Deployment on AWS cloud
With your Flink Application ready, now you can deploy it and start analyzing the stream data. Strictly speaking, the deployment can be done even locally, but to really reap the benefits of scaling and parallel processing, deployment on the cloud is recommended. Since we will already be using AWS Kinesis Datastream, let's consider the options for deployment on AWS Cloud. The deployment can be done on several different services, each one with its own benefits and trade-offs.
- Amazon Kinesis Data Analytics for Apache Flink (previously called Amazon Kinesis Data Analytics)
- EMR (Elastic MapReduce)
- AWS Fargate with Kubernetes (EKS)
- ECS
- AWS Lambda
For architectures based on nodes, such as EKS, another choice that must be made is to decide if the application will be run in Session mode or Application Mode. In Session mode, the resources are shared between the nodes inside the single cluster, lowering the overhead for the overall service, but miss the isolation. This mode is best suited for quick or small jobs.
Some special considerations must be taken into account when defining the configuration for a Flink application on the cloud. A critical point that has a direct impact on the cost of operation is regarding resource allocation.

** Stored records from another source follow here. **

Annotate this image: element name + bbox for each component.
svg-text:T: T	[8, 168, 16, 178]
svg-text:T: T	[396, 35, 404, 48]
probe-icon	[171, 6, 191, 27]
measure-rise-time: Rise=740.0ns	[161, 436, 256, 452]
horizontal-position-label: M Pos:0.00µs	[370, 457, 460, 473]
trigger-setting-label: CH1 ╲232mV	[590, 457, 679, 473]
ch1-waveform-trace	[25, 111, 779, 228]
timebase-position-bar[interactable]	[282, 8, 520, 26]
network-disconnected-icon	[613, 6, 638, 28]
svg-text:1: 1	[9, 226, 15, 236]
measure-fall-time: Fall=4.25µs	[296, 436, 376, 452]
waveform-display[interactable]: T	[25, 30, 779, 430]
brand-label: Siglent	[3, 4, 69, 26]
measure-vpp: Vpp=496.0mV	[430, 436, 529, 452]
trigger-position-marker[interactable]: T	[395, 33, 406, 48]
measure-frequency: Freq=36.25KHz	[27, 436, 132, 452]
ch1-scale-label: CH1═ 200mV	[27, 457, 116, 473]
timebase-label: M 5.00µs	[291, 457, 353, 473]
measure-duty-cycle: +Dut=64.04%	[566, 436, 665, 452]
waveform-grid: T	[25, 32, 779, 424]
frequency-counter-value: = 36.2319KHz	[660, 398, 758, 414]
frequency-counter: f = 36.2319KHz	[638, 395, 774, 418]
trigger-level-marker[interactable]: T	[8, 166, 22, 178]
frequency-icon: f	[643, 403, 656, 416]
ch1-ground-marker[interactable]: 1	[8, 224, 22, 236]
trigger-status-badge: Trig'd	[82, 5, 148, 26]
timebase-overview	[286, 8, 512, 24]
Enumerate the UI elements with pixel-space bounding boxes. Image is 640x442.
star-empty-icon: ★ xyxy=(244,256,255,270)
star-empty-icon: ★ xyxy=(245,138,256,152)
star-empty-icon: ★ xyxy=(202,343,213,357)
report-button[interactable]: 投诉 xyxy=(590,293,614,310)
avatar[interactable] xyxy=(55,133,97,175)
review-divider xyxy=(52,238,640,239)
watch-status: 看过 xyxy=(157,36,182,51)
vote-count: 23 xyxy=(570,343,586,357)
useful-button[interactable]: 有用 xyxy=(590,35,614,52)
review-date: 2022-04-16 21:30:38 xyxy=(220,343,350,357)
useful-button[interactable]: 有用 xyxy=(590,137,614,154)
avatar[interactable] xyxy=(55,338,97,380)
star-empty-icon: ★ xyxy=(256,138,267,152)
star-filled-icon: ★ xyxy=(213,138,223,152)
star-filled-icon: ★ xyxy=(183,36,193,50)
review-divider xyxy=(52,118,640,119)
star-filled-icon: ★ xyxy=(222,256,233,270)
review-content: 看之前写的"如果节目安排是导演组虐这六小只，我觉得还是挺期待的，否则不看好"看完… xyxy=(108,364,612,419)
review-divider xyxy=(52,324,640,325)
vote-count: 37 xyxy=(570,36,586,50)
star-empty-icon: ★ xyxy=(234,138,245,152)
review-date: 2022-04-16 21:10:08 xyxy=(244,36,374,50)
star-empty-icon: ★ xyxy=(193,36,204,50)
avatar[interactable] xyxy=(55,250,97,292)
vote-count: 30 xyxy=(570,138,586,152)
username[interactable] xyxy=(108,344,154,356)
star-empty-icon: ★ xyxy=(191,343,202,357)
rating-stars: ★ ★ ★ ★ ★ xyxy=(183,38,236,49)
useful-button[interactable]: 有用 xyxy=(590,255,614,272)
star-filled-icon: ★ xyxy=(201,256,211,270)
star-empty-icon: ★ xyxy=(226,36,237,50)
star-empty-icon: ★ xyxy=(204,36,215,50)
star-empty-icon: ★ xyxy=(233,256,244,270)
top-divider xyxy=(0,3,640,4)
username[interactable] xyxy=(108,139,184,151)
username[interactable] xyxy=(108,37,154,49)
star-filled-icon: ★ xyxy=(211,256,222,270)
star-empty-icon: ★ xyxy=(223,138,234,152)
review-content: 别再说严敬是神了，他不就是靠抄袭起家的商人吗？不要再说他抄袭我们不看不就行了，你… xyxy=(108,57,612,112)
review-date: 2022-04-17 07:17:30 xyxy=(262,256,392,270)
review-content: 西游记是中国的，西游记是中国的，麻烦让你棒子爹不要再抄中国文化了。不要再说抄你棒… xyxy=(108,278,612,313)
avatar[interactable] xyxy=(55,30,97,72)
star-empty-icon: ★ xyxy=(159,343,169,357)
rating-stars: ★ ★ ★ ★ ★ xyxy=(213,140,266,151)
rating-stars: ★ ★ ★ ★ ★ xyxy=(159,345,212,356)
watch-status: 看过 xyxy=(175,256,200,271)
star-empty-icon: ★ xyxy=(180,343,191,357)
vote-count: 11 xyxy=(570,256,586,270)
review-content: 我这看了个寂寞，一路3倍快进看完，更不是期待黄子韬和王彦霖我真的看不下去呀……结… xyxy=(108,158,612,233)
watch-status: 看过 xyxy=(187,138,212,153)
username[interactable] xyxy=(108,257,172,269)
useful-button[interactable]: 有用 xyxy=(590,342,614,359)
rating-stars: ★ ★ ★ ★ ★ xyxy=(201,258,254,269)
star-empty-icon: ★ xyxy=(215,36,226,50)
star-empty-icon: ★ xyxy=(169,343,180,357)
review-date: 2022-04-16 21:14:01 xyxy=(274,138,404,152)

The number of tasks should be decided considering the parallelism level that the Task Manager will use to process the job, while the instance size should be decided considering the expected load. While Flink allows for those parameters to be set in its configuration file flink.conf, most services, such as EMR and Amazon Kinesis Data Analytics for Apache Flink allow to integrate its autoscaling to AWS native metrics and setup.
Conclusion
In this post we showed how Apache Flink can be used to analyze and process data coming from a AWS Kinesis Data Stream. When compared to AWS native solution, KCL, Flink has a few advantages, such as better flexibility and the ability to create save states. On the flip side, it also increases the complexity of the system, and consequently, the need of inhouse skills. The choice of which stream data analysis framework to use should be taken considering your specific necessities. To have Apache Flink as one of the available tools will surely increase your possibilities to take the data analysis and transformation process even further.